Elle n'était pas la seule mais personne n'allait jusqu'à confronter la jeune fille. Même s'ils l'avaient voulu, ils n'auraient pas pu : elle et Emira passaient tout leur temps à se disputer.

Soudain, la porte s'ouvrit... normalement. Et cette normalité était anormale, car Layla, Troy et San - Lilith restait toujours en retrait - ouvraient constamment la porte d'un coup, pour une raison ou une autre.

Mais ce n'étaient pas eux, seulement Talya, qui sauta sur le sol en ignorant les marches. Layla, derrière elle et apparemment troublée, referma la porte lentement sans un regard pour les adolescents.

- Tu lui as lavé le cerveau ? demanda Eckarias

- Non, mais elle n'est pas difficile à étonner, répondit la revenante en se dirigeant automatiquement vers son groupe

Cette fois, Emira vint les rejoindre, laissant Keily de côté.

Son jumeau haussa un sourcil, un peu surpris : si sa sœur écoutait leurs conversations quasiment sans se cacher, elle ne venait jamais de son plein gré.

- Quoi ? dit-elle sèchement. J'ai le droit, non ?

- Oui, répondit Edric lentement. Je n'ai juste pas l'habitude de te voir avec nous.

Elle s'assombrit et haussa les épaules.

- Maintenant, tu vas prendre l'habitude.

Adalia sourit, Edric resta de marbre et Talya leva les yeux au ciel.

- Bon, fit cette dernière en s'adressant à Emira. Tu peux rester, mais seulement si tu restes utile ou silencieuse.

- Ça s'applique aussi à moi ? demanda Eilynn en s'asseyant à côté d'Adalia

- Certainement pas ! refusa Emira au moment où Edric répondait "Bien sûr !"

Les jumeaux se fusillèrent du regard puis l'adolescente croisa les bras en se décalant pour être le plus loin possible d'Eilynn. Talya parut amusée - elle n'aimait pas beaucoup Emira et la voir contrariée lui remontait un peu le moral.

- Eh bien... comme ça, on aura plus de têtes pour penser. D'ailleurs, commençons. On a pas le temps pour ces gamineries, décréta la jeune fille

La porte s'ouvrit de nouveau et San entra, tira Tao par le bras et s'en alla sans un mot. Même si personne n'avait osé parler  pendant les quelques secondes qu'avait duré la visite de San, aucun des adolescents n'avaient paru inquiété.
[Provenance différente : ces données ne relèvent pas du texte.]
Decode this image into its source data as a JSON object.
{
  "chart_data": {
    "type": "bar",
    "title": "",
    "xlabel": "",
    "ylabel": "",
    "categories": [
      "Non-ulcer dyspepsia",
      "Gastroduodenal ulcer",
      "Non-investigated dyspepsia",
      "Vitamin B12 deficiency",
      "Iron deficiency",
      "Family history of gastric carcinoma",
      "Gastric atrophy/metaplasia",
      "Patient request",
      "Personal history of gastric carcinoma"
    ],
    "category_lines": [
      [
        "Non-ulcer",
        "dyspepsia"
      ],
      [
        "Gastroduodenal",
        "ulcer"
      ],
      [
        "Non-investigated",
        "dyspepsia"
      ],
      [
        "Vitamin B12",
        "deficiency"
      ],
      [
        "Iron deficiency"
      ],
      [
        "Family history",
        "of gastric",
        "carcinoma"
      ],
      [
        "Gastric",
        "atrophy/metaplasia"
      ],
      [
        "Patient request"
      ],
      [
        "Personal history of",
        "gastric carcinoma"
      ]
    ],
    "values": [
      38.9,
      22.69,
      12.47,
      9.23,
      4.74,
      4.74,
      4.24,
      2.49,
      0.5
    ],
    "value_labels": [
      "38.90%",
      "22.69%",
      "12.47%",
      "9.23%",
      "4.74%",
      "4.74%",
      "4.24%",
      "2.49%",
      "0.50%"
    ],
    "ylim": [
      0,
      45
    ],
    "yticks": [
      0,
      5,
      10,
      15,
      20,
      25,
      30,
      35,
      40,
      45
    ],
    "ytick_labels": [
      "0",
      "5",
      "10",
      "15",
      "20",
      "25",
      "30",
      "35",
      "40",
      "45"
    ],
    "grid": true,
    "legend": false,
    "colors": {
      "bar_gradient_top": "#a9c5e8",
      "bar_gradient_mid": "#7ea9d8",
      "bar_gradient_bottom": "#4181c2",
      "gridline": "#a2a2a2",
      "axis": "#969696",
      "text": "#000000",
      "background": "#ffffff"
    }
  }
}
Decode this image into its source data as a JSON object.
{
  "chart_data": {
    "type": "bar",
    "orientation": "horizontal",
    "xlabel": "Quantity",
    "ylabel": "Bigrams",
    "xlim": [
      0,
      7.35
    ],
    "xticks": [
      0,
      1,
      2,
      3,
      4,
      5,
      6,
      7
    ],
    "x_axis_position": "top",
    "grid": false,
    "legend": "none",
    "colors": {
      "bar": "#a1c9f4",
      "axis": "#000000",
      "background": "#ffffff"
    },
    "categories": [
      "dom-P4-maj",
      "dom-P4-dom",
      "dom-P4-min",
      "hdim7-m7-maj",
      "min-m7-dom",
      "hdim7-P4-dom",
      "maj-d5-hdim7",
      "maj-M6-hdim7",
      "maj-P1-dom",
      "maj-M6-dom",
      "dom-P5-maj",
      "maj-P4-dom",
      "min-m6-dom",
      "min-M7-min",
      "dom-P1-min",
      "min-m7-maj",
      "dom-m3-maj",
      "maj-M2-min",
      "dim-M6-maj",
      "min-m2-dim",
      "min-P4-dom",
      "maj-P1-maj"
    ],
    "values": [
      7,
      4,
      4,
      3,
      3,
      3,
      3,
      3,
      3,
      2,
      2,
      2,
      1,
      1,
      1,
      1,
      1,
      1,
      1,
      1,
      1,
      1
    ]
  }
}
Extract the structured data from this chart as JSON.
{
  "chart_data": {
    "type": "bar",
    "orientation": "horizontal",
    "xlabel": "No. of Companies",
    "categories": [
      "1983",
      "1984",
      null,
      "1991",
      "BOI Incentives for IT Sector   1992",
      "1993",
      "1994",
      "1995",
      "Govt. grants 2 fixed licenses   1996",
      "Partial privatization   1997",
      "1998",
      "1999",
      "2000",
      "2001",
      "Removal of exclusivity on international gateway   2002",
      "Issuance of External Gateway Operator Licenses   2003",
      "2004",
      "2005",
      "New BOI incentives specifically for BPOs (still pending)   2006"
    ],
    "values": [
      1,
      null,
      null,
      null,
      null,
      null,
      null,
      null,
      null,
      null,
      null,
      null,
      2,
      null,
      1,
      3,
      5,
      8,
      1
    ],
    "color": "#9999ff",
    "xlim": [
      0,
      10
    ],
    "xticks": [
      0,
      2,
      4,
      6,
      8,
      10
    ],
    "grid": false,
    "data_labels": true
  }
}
Selon Sher, c'était un jeune homme bizarrement aimable. Il avait emmené le garçon pendant la "sortie" de Talya et avait été étonné par la gentillesse du scientifique, qui avait simplement rempli une fiche d'informations sur lui avant de lui faire une prise de sang et de le laisser tranquille - rien de bien terrible en somme. Heureusement ou malheureusement pour Talya - selon comment cela tournerait - tous avaient connu un traitement similaire - avec plus ou moins d'agressivité selon qui s'occupait d'eux - sauf elle. Et elle était aussi la seule à "travailler" avec Lilith.

Pourquoi ?

Bonne question, qu'elle ne poserait pas pour ne pas s'attirer d'ennuis - Eilynn en était la preuve : ceux qui sortaient du rang étaient aussitôt remarqués et devenaient les sujets de débats animés.

- Tu disais ? s'impatienta Emira

Talya réprima un sursaut : elle n'avait pas encore enregistré le caractère de la jeune fille.

- Oui, je... on est tous d'accord pour dire que cet endroit est... je ne trouve pas le mot, mais...

- Effroyable, glaçant, horrible, malfaisant, lista Edric

- Maléfique, résuma sa jumelle

Adalia hocha la tête lentement.

- Maléfique, répéta-t-elle dans un souffle

- Très bien, maléfique. J'aurais dit dangereux, mais c'est vrai. Et nous devons fuir. C'est une nécessité.

- Vous comptez partir seuls ou vous songez à nous laisser vous aider ? intervint Keily en leur jetant un regard interrogateur

Talya sourit, satisfaite. Elle avait eu peur que les autres soient trop peureux pour tenter quoi que ce soit mais apparemment, elle s'était trompée.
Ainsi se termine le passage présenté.